ニュース映画で見る昭和「昭和35年~昭和38年」

「ニュース映画で見る昭和『昭和36年~昭和38年』」、日本映画新社

「17歳」という一編があって、17歳の人のいろんな様子が出ているが、高校生が自治会をやってやいのやいの議論をしている。「生徒会」じゃなくて「自治会」になっているところは今の高校であるのだろうか。見た目もちょっと老けた感じでとても高校生には見えない。昔は成熟が早かったのか、高校生の関心が集団行動から個人の趣味にシフトしただけなのか。
酔っ払いのニュースで大阪の西成で、昼間から路上に寝ている酔っ払いを近所の人が担架で病院にもっていく話が出てくる。西成だなあ・・・と思っていたら、次にその釜が崎で暴動というニュース。「暴徒1万人」を機動隊が鎮圧したということになっていて、機動隊はガンガン殴っているが「凶悪な暴徒には容赦なく鎮圧が加えられます」というナレーションでサクッと片付けられている。後のニュースでは山谷の暴動も出てくる。このころはともかくとして、今の日本で暴動が公然大規模に起こっているのはこの二つくらいではないだろうか。ここは昔から変わらない。

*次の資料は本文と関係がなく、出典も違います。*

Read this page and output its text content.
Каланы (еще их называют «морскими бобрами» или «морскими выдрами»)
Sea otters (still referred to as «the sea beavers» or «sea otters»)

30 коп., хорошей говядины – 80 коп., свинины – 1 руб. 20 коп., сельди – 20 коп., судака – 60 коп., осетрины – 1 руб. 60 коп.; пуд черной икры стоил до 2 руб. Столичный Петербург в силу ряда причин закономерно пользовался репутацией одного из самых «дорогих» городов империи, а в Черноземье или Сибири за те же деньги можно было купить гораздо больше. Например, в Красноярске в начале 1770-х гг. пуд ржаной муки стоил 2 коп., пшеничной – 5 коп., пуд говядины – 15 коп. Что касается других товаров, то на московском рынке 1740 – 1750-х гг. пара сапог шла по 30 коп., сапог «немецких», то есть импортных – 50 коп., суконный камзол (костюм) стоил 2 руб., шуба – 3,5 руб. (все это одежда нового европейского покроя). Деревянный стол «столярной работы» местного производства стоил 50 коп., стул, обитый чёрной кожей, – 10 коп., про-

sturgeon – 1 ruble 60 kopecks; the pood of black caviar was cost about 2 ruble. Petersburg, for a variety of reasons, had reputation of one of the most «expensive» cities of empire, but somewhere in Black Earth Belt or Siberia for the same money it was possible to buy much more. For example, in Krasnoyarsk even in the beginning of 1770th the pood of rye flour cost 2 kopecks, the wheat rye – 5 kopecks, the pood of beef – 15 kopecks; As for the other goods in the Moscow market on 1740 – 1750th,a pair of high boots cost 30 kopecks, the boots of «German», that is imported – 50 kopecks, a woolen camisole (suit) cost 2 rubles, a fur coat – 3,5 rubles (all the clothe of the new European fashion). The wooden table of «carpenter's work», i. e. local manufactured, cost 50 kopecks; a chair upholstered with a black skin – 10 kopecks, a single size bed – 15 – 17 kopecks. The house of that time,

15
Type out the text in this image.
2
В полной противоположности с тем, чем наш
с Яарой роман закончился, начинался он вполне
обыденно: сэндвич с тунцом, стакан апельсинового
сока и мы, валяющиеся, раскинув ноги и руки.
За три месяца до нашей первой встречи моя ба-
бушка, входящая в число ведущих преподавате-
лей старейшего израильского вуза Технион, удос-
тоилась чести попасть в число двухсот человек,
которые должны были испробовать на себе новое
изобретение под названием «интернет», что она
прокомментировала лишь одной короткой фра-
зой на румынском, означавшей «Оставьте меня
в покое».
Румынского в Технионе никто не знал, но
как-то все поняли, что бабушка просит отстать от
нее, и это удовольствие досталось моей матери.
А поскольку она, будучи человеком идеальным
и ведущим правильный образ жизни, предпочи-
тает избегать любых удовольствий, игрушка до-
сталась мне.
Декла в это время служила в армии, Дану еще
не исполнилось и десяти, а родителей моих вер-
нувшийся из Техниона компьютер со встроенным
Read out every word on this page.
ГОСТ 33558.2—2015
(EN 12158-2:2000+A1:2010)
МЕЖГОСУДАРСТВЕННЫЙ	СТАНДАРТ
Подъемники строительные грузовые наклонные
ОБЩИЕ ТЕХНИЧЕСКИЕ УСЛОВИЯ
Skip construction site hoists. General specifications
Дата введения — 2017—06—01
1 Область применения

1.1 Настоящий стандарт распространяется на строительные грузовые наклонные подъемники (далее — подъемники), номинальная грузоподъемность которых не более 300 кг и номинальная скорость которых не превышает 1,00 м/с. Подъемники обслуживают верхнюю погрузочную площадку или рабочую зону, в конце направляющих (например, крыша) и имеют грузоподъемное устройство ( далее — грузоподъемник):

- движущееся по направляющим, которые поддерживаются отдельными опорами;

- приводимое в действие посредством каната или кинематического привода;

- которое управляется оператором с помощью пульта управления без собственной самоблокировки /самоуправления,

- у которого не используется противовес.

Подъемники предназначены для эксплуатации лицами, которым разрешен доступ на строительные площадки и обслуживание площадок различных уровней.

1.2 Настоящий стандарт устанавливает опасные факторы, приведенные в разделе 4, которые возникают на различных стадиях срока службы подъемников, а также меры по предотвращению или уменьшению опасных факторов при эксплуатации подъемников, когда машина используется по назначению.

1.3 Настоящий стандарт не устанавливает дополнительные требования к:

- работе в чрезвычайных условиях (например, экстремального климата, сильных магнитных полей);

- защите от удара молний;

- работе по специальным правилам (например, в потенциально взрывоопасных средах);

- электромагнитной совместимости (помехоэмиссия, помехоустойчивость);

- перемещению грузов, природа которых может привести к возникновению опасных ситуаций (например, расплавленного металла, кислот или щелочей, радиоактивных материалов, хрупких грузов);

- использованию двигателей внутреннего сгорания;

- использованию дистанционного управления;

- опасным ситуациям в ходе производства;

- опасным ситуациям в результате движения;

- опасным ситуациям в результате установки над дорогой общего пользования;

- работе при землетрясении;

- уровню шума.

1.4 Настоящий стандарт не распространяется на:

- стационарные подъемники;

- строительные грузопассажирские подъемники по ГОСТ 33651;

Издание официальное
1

熱海、伊東への週末観光がはやっていて、週末準急の指定券をダフ屋が浮浪者を使って夜中に並ばせ、みな買い占めてしまうというニュース。このころが熱海の全盛期だったのね。駅前も客と客引きでいっぱいで、この頃の熱海を知らない自分はちょっと感慨深い。
それから横須賀の米軍基地の様子が出てくる。まだ母港にはなっていなかったキティホークが入港。町もすっかり米軍でもっている感じで、セーラー服姿の水兵と米軍向けのクラブや飲み屋で夜の町は電光照明がピカピカしている。基地労務者組合のストの様子が流れているが、基地に反対する雰囲気はぜんぜんなし。沖縄とはえらい違いだ。
あと、日本海側(ニュースでは裏日本といっている)の雪がすごい。昔は2階まで積もっていたというのがほんとのことだったんだなあとわかる。永平寺のひさしが雪でおしつぶされたりしている。鉄道は除雪車を出しているが、それでもけっこうな部分は人海戦術で除雪をやっている。自衛隊が雪を列車に積んで信濃川に捨てに行ったりしているが、とても間に合う感じではない。最近は暖かくなったことを実感する。